Da sinistra, Thomas Narcejac, Alfred Hitchcock, Pierre Boileau

            Siamo nella Francia del 1948, Hermantier è un industriale di Lione, il tipico self made man, un rozzo ma instancabile lavoratore che ha fatto fortuna ed è in procinto di lanciare sul mercato una lampadina di nuova concezione che dovrebbe rivoluzionare il mercato e sbaragliare la concorrenza. Disgraziatamente, proprio lui che si è arricchito con la luce, ha perso la vista a seguito dell’esplosione di un residuato bellico nel giardino di casa. Il romanzo inizia in medias res, con Hermantier reduce da quattro mesi di clinica che inizia a fare i conti con una nuova vita all’insegna di un “apprendistato sensoriale” che lo dovrà guidare in una diversa percezione del mondo che lo circonda. Lui, capo assoluto da sempre abituato a comandare a bacchetta chi gli sta vicino, familiari, sottoposti e operai, ora è come un bambino che dipende in tutto e per tutto della moglie Christiane, tanto solerte quanto fredda e anaffettiva, del socio Hubert, più attento ai propri capitali investiti che al lancio pubblicitario della nuova lampadina e poco propenso al rischio, dell’autista Clement, della cameriera Marceline e del fratello Maxime, l’unico della famiglia verso il quale Hermantier nutre un autentico affetto e si lascia andare ad atteggiamenti quasi paterni.
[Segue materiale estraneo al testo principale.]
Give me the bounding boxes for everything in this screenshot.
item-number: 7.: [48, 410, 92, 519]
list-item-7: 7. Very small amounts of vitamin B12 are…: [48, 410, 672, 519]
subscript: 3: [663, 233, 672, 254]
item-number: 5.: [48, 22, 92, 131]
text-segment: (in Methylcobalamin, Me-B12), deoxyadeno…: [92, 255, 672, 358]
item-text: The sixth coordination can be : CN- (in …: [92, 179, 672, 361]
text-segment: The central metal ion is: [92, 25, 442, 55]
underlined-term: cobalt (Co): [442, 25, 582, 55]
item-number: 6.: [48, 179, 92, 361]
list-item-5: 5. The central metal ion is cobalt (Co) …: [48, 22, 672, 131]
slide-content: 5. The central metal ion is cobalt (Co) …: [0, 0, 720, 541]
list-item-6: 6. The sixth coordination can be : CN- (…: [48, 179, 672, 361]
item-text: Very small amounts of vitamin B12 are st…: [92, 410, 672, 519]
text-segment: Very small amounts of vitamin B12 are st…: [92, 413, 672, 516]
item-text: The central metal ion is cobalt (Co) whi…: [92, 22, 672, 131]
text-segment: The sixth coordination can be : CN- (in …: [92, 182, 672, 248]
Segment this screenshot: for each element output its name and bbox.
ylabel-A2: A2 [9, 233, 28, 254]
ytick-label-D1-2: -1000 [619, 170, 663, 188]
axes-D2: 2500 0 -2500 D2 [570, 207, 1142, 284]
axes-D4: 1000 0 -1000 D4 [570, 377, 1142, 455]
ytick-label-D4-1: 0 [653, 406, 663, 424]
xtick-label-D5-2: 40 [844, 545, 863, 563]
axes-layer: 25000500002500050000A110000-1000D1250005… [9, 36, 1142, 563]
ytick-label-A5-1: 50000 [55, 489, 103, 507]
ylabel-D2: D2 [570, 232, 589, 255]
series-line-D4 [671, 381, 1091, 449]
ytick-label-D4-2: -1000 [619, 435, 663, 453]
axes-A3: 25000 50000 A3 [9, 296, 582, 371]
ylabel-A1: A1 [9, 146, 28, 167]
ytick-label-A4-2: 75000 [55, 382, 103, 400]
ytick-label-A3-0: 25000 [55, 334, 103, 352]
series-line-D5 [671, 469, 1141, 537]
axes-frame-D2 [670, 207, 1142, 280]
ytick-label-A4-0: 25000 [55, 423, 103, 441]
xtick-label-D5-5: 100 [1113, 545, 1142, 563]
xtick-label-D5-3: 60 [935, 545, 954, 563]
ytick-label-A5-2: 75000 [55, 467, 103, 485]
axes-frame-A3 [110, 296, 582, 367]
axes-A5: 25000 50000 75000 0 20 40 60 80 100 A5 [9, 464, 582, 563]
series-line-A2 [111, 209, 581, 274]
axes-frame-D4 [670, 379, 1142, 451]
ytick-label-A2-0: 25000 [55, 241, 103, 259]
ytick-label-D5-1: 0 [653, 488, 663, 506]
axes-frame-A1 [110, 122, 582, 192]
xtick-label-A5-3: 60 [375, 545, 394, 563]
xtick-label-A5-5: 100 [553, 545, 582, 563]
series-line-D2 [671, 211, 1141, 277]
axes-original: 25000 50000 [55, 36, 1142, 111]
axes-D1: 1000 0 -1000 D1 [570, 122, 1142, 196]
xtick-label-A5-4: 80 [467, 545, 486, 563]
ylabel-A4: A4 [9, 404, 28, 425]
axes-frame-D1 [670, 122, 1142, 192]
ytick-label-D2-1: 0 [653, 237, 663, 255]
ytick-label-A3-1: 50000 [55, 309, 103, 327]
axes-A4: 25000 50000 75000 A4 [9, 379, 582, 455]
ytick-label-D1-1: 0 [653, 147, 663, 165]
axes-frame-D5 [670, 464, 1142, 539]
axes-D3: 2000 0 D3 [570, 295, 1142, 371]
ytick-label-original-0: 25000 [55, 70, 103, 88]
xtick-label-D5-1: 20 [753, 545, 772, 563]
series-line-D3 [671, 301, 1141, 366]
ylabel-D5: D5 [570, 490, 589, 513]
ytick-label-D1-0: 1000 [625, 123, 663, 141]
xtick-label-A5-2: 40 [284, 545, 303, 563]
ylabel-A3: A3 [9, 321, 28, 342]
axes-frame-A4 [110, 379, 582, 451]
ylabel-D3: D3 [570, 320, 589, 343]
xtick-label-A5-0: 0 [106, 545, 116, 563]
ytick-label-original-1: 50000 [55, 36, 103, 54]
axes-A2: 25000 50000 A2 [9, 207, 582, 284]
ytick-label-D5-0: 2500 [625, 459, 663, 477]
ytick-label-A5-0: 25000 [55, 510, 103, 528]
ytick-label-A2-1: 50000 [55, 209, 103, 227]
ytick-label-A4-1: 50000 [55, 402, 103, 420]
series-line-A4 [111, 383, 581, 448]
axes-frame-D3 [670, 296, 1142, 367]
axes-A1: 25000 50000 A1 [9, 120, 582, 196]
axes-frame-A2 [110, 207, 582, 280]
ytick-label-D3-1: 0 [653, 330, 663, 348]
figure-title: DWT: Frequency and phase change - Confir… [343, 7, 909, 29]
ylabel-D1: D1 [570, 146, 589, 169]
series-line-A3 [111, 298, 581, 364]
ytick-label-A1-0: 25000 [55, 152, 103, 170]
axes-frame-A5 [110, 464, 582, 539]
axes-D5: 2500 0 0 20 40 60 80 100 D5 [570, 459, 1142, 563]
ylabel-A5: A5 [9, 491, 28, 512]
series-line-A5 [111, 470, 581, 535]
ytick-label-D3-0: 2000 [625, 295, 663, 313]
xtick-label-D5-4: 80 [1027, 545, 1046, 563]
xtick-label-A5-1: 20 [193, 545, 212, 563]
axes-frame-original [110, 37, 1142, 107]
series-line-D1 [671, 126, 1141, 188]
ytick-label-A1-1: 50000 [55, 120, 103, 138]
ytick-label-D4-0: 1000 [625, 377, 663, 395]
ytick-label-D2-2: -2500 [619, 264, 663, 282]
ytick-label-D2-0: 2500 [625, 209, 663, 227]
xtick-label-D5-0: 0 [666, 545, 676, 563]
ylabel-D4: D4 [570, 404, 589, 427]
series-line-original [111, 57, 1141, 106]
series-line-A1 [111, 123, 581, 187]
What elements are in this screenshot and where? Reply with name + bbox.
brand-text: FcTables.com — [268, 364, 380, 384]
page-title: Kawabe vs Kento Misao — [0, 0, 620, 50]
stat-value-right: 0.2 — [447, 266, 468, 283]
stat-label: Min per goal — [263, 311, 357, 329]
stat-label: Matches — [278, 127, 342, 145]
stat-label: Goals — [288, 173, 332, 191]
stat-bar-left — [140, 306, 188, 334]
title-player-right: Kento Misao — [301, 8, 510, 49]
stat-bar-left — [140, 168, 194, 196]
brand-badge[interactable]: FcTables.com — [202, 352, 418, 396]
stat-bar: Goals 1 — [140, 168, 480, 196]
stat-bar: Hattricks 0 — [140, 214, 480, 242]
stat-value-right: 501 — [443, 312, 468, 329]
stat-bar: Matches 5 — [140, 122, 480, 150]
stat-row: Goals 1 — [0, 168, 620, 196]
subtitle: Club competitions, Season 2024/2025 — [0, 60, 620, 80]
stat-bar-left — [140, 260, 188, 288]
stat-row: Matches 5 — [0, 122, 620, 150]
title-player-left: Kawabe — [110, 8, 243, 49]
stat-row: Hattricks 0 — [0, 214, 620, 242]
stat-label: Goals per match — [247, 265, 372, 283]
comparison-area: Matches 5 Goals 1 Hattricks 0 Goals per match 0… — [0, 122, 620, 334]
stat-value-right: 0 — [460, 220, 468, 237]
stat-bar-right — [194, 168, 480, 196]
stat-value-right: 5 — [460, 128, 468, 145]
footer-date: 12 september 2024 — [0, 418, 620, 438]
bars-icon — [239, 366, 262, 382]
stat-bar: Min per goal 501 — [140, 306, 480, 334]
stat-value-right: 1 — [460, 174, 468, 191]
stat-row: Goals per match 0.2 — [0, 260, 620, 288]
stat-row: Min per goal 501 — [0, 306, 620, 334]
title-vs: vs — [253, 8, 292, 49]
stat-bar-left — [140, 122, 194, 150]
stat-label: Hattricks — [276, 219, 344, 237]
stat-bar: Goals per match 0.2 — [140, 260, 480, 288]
Trasferitosi in Vandea con tutta la famiglia e la servitù nella casa delle vacanze estive, Hermantier inizia ad essere tormentato dal tarlo del dubbio e del sospetto: piccoli dettagli percettivi non tornano (un albero di pesco del giardino un giorno non c’è più e il giorno dopo è al suo posto, la presa elettrica del bagno è spostata da destra a sinistra, gli abiti del guardaroba gli vanno improvvisamente larghi, la Buick cui è tanto affezionato rientra a tarda notte ma Hermantier non l’ha sentita uscire, si sente aleggiare un odore di pini che in Vandea non crescono) e nella mente del protagonista inizia a farsi strada la paranoia, il dubbio che la famiglia e il socio vogliano estrometterlo dagli affari con l’inganno. Rivelatore sarà il momento in cui Hermantier, i cui sensi “minori” si sono affinati nel corso del tempo, si troverà di fronte alla tomba del fratello e farà una scoperta sconvolgente che lo convincerà di essere al centro di un autentico complotto di famiglia oltre che finanziario e professionale.

            I volti dell’ombra è un noir classico, in cui mancano azione, delitto, assassino e detective ma c’è il labirinto del buio di una mente che non comprende più il reale e lo interpreta sulla base di indizi, “segni” il cui corrispettivo empirico il povero Hermantier non può mai verificare; anzi, un doppio labirinto, quello tutto interiore creato dal sospetto e quello fisico della casa delle vacanze, in cui Hermantier si muove a fatica non riconoscendo più alcun punto di riferimento noto. La percezione, la cecità e il sospetto sono dunque i veri protagonisti del romanzo, tutto raccontato in terza persona ma assumendo il punto di vista di un non vedente che si ritrova prigioniero di una famiglia in uno spazio che avverte come estraneo: Boileau e Narcejac sono abilissimi nel costruire un’atmosfera pervasa da un crescendo di tensione e di ansia in cui un ambiente che dovrebbe essere familiare e rassicurante si tramuta, in una perfetta resa letteraria di ciò che Freud definiva perturbante, in una sorta di trappola da cui Hermantier cercherà di sfuggire nel finale del libro. Rimane, al termine della lettura, il senso dell’indecidibile, dell’impossibilità di conferire uno statuto di verità all’una o all’altra versione dei fatti: Hermantier è davvero malato ed esaurito, come crede il medico che parla italiano nell’ultima battuta del romanzo? O è, suo malgrado, una sorta di novello Fu Mattia Pascal, come si evincerebbe dalla lettura al tatto che egli fa dell’iscrizione sulla lapide del fratello? Non lo sapremo mai ma non potremo che apprezzare la capacità degli autori di farci immedesimare in una condizione di disabilità e farci sentire tutta la fatica e il dolore di affidare il corso della nostra vita e la ricerca della verità ad altri sensi, escludendo dall’orizzonte dell’esperienza la rassicurate dimensione del visibile.